Criticising the tactics of the Mubarak government, U.N. High Commissioner for Human Rights Navi Pillay says that while maintaining rule and order, the Egyptian government should protect the rights to life, liberty and security.
“It has been brought to my attention that since the street protests erupted, police have confronted protestors with rubber-coated bullets, tear gas, water cannons and batons, and arrested more than 1,000 people, including political opponents,” she complained.
Since the Camp David treaty, Egypt has received over 35 billion dollars in U.S. aid, mostly outright military grants with no obligation to pay back.
For 2011, the United States has pledged 1.3 billion dollars in foreign military financing (FMF), 250,000 dollars in economic support funds and 1.4 million dollars for international military education and training.
In its latest ‘Congressional Budget Justification’ for 2011, the U.S. State Department says the United States “benefits both politically and practically from its strategic relationship with Egypt and the wide-ranging support Egypt provides for U.S. efforts to deter and counter threats to regional security.”
This includes providing logistical support of U.S. military efforts in Iraq and Afghanistan.

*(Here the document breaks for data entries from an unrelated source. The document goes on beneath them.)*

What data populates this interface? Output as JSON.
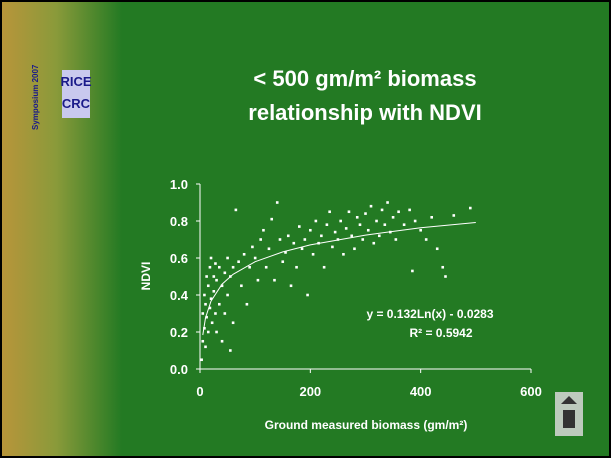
{
  "logo": {
    "line1": "RICE",
    "line2": "CRC",
    "side": "Symposium 2007"
  },
  "chart_data": {
    "type": "scatter",
    "title": "< 500 gm/m² biomass",
    "subtitle": "relationship with NDVI",
    "x_label": "Ground measured biomass (gm/m²)",
    "y_label": "NDVI",
    "annotations": [
      "y = 0.132Ln(x) - 0.0283",
      "R² = 0.5942"
    ],
    "color": "#ffffff",
    "xlim": [
      0,
      600
    ],
    "xticks": [
      0,
      200,
      400,
      600
    ],
    "ylim": [
      0,
      1
    ],
    "yticks": [
      {
        "value": 0,
        "label": "0.0"
      },
      0.2,
      0.4,
      0.6,
      0.8,
      {
        "value": 1,
        "label": "1.0"
      }
    ],
    "x": [
      3,
      5,
      5,
      8,
      8,
      10,
      10,
      12,
      12,
      15,
      15,
      18,
      18,
      20,
      20,
      22,
      25,
      25,
      28,
      28,
      30,
      30,
      35,
      35,
      40,
      40,
      45,
      45,
      50,
      50,
      55,
      55,
      60,
      60,
      65,
      70,
      75,
      80,
      85,
      90,
      95,
      100,
      105,
      110,
      115,
      120,
      125,
      130,
      135,
      140,
      145,
      150,
      155,
      160,
      165,
      170,
      175,
      180,
      185,
      190,
      195,
      200,
      205,
      210,
      215,
      220,
      225,
      230,
      235,
      240,
      245,
      250,
      255,
      260,
      265,
      270,
      275,
      280,
      285,
      290,
      295,
      300,
      305,
      310,
      315,
      320,
      325,
      330,
      335,
      340,
      345,
      350,
      355,
      360,
      370,
      380,
      385,
      390,
      400,
      410,
      420,
      430,
      440,
      445,
      460,
      490
    ],
    "values": [
      0.05,
      0.15,
      0.3,
      0.22,
      0.4,
      0.12,
      0.35,
      0.5,
      0.28,
      0.45,
      0.2,
      0.55,
      0.33,
      0.6,
      0.38,
      0.25,
      0.5,
      0.42,
      0.57,
      0.3,
      0.2,
      0.48,
      0.55,
      0.35,
      0.15,
      0.45,
      0.52,
      0.3,
      0.6,
      0.4,
      0.1,
      0.5,
      0.55,
      0.25,
      0.86,
      0.58,
      0.45,
      0.62,
      0.35,
      0.55,
      0.66,
      0.6,
      0.48,
      0.7,
      0.75,
      0.55,
      0.65,
      0.81,
      0.48,
      0.9,
      0.7,
      0.58,
      0.63,
      0.72,
      0.45,
      0.68,
      0.55,
      0.77,
      0.65,
      0.7,
      0.4,
      0.75,
      0.62,
      0.8,
      0.68,
      0.72,
      0.55,
      0.78,
      0.85,
      0.66,
      0.74,
      0.7,
      0.8,
      0.62,
      0.76,
      0.85,
      0.72,
      0.65,
      0.82,
      0.78,
      0.7,
      0.84,
      0.75,
      0.88,
      0.68,
      0.8,
      0.72,
      0.86,
      0.78,
      0.9,
      0.74,
      0.82,
      0.7,
      0.85,
      0.78,
      0.86,
      0.53,
      0.8,
      0.75,
      0.7,
      0.82,
      0.65,
      0.55,
      0.5,
      0.83,
      0.87
    ],
    "trendline": {
      "x": [
        5,
        10,
        20,
        40,
        60,
        100,
        150,
        200,
        300,
        400,
        500
      ],
      "values": [
        0.184,
        0.276,
        0.367,
        0.459,
        0.512,
        0.58,
        0.633,
        0.671,
        0.724,
        0.763,
        0.792
      ]
    }
  }
}
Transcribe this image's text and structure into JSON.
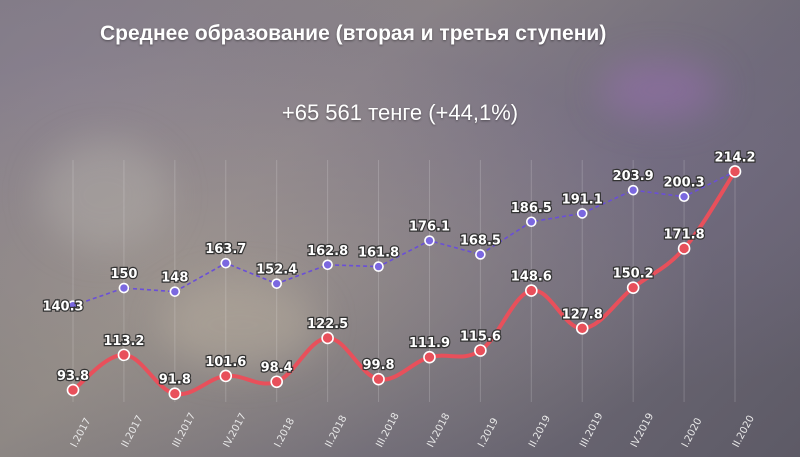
{
  "title": "Среднее образование (вторая и третья ступени)",
  "subtitle": "+65 561 тенге (+44,1%)",
  "chart_data": {
    "type": "line",
    "categories": [
      "I.2017",
      "II.2017",
      "III.2017",
      "IV.2017",
      "I.2018",
      "II.2018",
      "III.2018",
      "IV.2018",
      "I.2019",
      "II.2019",
      "III.2019",
      "IV.2019",
      "I.2020",
      "II.2020"
    ],
    "series": [
      {
        "values": [
          140.3,
          150,
          148,
          163.7,
          152.4,
          162.8,
          161.8,
          176.1,
          168.5,
          186.5,
          191.1,
          203.9,
          200.3,
          214.2
        ],
        "color": "#6a4fd8",
        "style": "dashed",
        "smooth": false
      },
      {
        "values": [
          93.8,
          113.2,
          91.8,
          101.6,
          98.4,
          122.5,
          99.8,
          111.9,
          115.6,
          148.6,
          127.8,
          150.2,
          171.8,
          214.2
        ],
        "color": "#e8505b",
        "style": "solid",
        "smooth": true
      }
    ],
    "ylim": [
      90,
      215
    ],
    "grid": "vertical",
    "legend": "none"
  }
}
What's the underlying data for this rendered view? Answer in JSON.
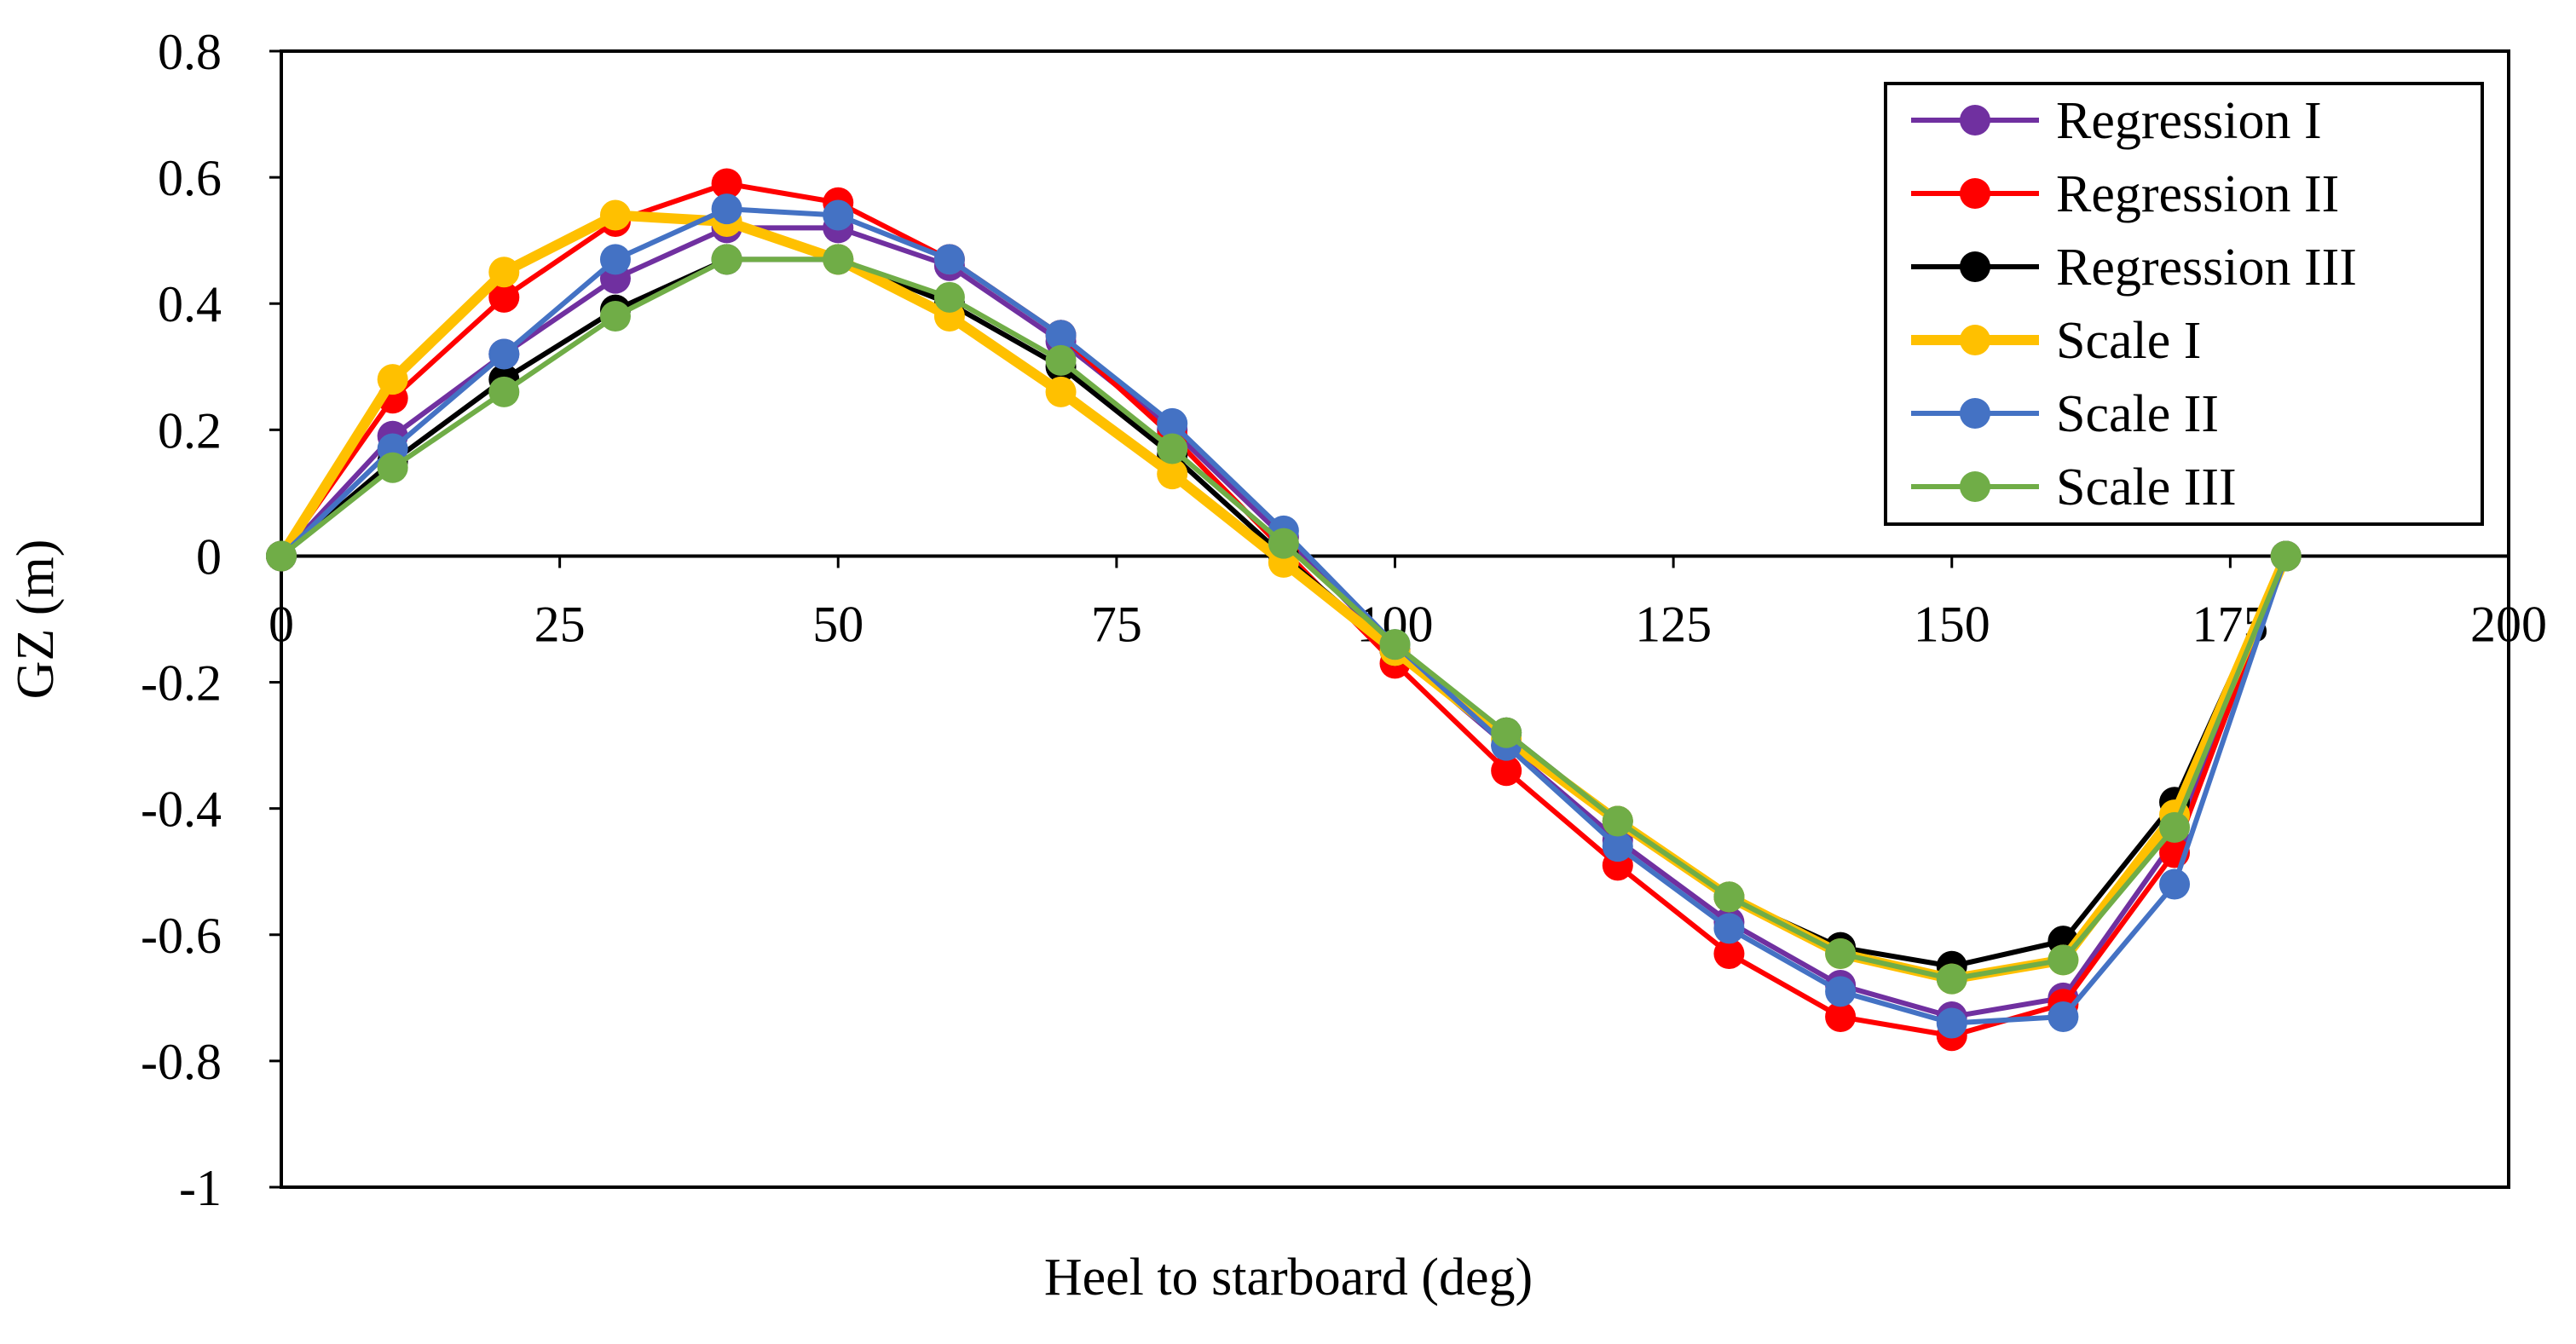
{
  "chart_data": {
    "type": "line",
    "title": "",
    "xlabel": "Heel to starboard (deg)",
    "ylabel": "GZ (m)",
    "xlim": [
      0,
      200
    ],
    "ylim": [
      -1,
      0.8
    ],
    "xticks": [
      0,
      25,
      50,
      75,
      100,
      125,
      150,
      175,
      200
    ],
    "yticks": [
      0.8,
      0.6,
      0.4,
      0.2,
      0,
      -0.2,
      -0.4,
      -0.6,
      -0.8,
      -1
    ],
    "xtick_labels": [
      "0",
      "25",
      "50",
      "75",
      "100",
      "125",
      "150",
      "175",
      "200"
    ],
    "ytick_labels": [
      "0.8",
      "0.6",
      "0.4",
      "0.2",
      "0",
      "-0.2",
      "-0.4",
      "-0.6",
      "-0.8",
      "-1"
    ],
    "grid": false,
    "legend_position": "top-right",
    "x": [
      0,
      10,
      20,
      30,
      40,
      50,
      60,
      70,
      80,
      90,
      100,
      110,
      120,
      130,
      140,
      150,
      160,
      170,
      180
    ],
    "series": [
      {
        "name": "Regression I",
        "color": "#7030a0",
        "values": [
          0,
          0.19,
          0.32,
          0.44,
          0.52,
          0.52,
          0.46,
          0.34,
          0.2,
          0.03,
          -0.15,
          -0.3,
          -0.45,
          -0.58,
          -0.68,
          -0.73,
          -0.7,
          -0.45,
          0
        ]
      },
      {
        "name": "Regression II",
        "color": "#ff0000",
        "values": [
          0,
          0.25,
          0.41,
          0.53,
          0.59,
          0.56,
          0.47,
          0.35,
          0.19,
          0.01,
          -0.17,
          -0.34,
          -0.49,
          -0.63,
          -0.73,
          -0.76,
          -0.71,
          -0.47,
          0
        ]
      },
      {
        "name": "Regression III",
        "color": "#000000",
        "values": [
          0,
          0.15,
          0.28,
          0.39,
          0.47,
          0.47,
          0.4,
          0.3,
          0.16,
          0.0,
          -0.15,
          -0.28,
          -0.42,
          -0.54,
          -0.62,
          -0.65,
          -0.61,
          -0.39,
          0
        ]
      },
      {
        "name": "Scale I",
        "color": "#ffc000",
        "values": [
          0,
          0.28,
          0.45,
          0.54,
          0.53,
          0.47,
          0.38,
          0.26,
          0.13,
          -0.01,
          -0.15,
          -0.29,
          -0.42,
          -0.54,
          -0.63,
          -0.67,
          -0.64,
          -0.41,
          0
        ]
      },
      {
        "name": "Scale II",
        "color": "#4472c4",
        "values": [
          0,
          0.17,
          0.32,
          0.47,
          0.55,
          0.54,
          0.47,
          0.35,
          0.21,
          0.04,
          -0.14,
          -0.3,
          -0.46,
          -0.59,
          -0.69,
          -0.74,
          -0.73,
          -0.52,
          0
        ]
      },
      {
        "name": "Scale III",
        "color": "#70ad47",
        "values": [
          0,
          0.14,
          0.26,
          0.38,
          0.47,
          0.47,
          0.41,
          0.31,
          0.17,
          0.02,
          -0.14,
          -0.28,
          -0.42,
          -0.54,
          -0.63,
          -0.67,
          -0.64,
          -0.43,
          0
        ]
      }
    ]
  }
}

Ironically, the United States has also pledged to continue programmes in police training to promote human rights and effective community policing practices as steps to transform law enforcement.
In a statement issued Tuesday, Pillay deplored the rising number of casualties, pointing out that unconfirmed reports suggest as many as 300 people may have been killed so far, over 3,000 injured and hundreds arrested.
She called on the Egyptian authorities to ensure police and other security forces avoid excessive use of force, and warned against arbitrary detention of people for expressing their political opinions.
“The fact that the Egyptian government has maintained an emergency law for 30 years was an indication of its disregard for human rights,” Pillay added.
She also criticised the withdrawal of the police from the streets over the weekend, which may have led to widespread looting.
Goldring told IPS the protests in Tunisia last month have now spread not only to Egypt but also to Yemen, and Jordan.
It is too early to tell whether this is the leading edge of an effort at regional transformation. But there’s certainly plenty of room in the Middle East for more democratic governments, she said.
The U.S. government’s recent agreement to sell an estimated 60 billion dollars in weapons and services to Saudi Arabia is merely the latest in a long line of open-ended U.S. arms transfers to authoritarian regimes in the Middle East, she noted.
“If these regimes fall, their control over their military arsenals is also likely to vanish. That risks advanced U.S. weapons ending up in the hands of groups that are hostile to the United States,” Goldring warned.